Dave Stewart: There’s pros and cons about everything. It’s amazing all this new technology. You can do all this great stuff. But if you’re listening to the Beatles’ albums or – they sounded great too and they were making in on a four-track and an eight-track. And “Sweet Dreams,” the album, is made on an eight-track of which we can only use seven because the eighth track was always the sync code with this little machine we had. One of the first drum computers, but not like you see them these days.

You had to program everything in and see it as a little white dot. And so we had to make the record on seven tracks. So every note that was played had to mean something. So we used to say we’d take not prisoners. So something that was just filling in space. It was out. Everything was out of the _____. And nowadays, you can get seventy-two tracks worth of stuff and see the poor Mexican guy try to mix it and he’s got forty-three tracks of drums.

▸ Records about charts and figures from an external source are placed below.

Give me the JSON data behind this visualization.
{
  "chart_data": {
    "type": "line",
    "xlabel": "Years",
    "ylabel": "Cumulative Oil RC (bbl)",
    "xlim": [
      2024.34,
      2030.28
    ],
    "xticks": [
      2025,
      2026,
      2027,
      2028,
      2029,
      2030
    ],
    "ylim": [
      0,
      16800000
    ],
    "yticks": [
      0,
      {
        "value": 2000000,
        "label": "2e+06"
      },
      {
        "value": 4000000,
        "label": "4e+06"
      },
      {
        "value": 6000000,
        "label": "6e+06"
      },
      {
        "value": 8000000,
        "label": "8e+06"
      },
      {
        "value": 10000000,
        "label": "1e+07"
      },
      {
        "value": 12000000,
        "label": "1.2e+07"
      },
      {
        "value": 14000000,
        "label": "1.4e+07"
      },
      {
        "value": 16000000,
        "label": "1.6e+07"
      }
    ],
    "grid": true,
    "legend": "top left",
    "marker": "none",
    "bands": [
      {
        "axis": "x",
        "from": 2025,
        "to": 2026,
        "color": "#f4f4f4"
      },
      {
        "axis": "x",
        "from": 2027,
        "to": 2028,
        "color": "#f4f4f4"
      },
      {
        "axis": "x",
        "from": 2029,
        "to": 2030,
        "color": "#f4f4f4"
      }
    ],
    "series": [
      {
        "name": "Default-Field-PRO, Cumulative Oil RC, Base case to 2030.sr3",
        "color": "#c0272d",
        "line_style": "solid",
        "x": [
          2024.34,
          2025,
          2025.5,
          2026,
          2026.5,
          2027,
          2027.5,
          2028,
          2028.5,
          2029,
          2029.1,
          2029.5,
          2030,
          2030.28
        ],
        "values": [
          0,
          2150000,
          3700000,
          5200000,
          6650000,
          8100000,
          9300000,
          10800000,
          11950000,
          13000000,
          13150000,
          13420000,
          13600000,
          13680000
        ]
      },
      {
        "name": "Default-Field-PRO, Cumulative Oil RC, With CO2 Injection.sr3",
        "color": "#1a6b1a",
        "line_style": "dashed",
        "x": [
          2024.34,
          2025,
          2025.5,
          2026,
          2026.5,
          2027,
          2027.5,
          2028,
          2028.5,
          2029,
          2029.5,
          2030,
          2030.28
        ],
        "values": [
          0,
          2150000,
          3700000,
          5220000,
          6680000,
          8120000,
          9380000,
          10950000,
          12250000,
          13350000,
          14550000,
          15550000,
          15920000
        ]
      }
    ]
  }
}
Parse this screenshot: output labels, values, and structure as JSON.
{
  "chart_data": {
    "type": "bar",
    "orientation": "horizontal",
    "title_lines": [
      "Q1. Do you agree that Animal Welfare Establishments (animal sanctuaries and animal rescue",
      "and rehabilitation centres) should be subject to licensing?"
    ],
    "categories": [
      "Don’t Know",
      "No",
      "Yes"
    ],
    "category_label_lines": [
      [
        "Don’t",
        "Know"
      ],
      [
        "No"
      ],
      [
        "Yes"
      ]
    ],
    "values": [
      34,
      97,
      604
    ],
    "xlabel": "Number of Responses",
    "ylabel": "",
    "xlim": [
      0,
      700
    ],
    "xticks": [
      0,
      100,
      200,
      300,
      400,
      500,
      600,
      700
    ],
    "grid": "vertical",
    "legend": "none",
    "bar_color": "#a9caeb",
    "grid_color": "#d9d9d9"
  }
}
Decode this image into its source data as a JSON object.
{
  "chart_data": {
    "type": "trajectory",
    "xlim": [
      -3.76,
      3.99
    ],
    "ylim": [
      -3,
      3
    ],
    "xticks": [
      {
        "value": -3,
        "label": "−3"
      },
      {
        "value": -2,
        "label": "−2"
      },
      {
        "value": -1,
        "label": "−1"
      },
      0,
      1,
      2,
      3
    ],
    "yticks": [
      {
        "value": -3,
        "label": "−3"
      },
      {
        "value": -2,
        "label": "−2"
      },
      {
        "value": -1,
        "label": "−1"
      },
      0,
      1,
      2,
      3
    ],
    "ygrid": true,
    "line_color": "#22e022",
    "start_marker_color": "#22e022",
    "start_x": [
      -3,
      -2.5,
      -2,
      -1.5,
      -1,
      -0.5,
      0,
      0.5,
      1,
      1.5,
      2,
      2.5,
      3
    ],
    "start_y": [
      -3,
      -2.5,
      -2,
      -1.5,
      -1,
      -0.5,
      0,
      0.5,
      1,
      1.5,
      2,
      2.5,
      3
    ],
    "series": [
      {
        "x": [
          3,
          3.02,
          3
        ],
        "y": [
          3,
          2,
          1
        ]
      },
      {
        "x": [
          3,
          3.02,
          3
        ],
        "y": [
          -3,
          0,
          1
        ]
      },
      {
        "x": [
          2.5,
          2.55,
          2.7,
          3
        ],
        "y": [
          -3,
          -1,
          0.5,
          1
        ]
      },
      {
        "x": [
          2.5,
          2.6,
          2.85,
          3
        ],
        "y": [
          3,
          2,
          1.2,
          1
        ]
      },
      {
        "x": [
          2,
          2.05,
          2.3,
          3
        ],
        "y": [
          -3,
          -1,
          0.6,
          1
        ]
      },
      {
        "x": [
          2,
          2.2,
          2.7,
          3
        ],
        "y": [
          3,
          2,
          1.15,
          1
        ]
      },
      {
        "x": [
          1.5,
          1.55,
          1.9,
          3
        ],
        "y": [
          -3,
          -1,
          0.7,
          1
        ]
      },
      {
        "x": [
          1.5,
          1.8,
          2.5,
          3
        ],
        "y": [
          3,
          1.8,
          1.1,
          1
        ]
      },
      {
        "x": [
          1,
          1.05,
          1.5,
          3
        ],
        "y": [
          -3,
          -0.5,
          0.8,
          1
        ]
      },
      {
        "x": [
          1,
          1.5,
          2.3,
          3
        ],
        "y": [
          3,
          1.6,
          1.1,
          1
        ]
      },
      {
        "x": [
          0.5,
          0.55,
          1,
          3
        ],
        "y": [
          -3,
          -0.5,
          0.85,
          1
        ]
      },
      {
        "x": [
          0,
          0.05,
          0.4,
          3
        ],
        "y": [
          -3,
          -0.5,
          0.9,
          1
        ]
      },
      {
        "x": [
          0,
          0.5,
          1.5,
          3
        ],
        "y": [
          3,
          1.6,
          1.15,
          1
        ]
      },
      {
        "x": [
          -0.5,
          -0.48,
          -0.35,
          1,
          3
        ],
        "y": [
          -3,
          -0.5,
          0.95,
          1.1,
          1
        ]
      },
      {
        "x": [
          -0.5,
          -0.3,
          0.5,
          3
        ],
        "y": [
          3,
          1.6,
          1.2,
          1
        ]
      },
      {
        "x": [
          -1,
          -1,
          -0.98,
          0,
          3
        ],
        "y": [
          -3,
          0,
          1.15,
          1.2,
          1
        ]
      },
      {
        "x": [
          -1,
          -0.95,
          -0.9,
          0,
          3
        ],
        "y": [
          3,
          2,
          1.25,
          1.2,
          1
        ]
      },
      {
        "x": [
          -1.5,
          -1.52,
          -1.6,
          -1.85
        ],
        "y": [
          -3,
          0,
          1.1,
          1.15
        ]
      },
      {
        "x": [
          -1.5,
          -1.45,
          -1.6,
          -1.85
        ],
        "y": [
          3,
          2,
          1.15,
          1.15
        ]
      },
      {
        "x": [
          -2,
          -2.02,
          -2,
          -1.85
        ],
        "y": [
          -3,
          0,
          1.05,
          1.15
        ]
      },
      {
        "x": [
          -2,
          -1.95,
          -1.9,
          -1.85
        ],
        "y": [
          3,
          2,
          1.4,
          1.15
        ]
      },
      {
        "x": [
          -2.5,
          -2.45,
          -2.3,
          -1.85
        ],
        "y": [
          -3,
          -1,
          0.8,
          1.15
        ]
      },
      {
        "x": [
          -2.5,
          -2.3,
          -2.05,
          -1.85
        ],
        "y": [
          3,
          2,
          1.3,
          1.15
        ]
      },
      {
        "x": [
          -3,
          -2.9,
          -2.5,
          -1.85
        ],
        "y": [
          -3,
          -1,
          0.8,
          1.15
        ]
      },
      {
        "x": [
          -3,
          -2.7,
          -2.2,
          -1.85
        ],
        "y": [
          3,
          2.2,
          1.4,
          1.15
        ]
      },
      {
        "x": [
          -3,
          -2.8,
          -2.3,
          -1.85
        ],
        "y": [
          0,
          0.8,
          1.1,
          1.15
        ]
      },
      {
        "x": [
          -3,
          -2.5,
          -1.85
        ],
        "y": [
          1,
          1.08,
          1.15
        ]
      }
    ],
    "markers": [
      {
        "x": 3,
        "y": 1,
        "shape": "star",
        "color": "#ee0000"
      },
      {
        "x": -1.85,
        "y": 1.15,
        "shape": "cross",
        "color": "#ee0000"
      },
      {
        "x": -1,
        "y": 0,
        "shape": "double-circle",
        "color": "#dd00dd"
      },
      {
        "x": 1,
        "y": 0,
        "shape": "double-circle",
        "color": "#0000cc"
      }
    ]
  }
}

And so I’m more of the old school where I don’t you think you need all that many stuff unless you’re mixing a giant movie score with sound effects and everything. To make a record that sounds great, I think you need great sounds on the record to begin with. So I’m more interesting in the mike that’s making the guitar or the amp, the ambient mikes and where they’re placed. Because really, a mixing disk is exactly the same as if you had somebody in the room just moving the mikes around. So when you move the mikes around you’re not taking anything away from the sound. You’re changing it.

When you’re EQ’ing you’re either taking something out or writing something to the natural sound. But you can do the same thing by moving the mike in a different place. If you move the mike nearer the bass strings of a piano, it’s gonna get boomier and bassier. You could leave the mike here with the EQ, turn up the base, and it would get boomier and bassier. But then you’ve already started a downward spiral because then you’re using EQ to alter what’s happening naturally. So it’s best to get the greatest sound you want naturally, then the least EQ you need to use, the better.

And then the overall balance should be – it’s like what you do when you’re recording and orchestra really. You put the mikes in the right place. The orchestra sounds great. You usually don’t have to EQ anything.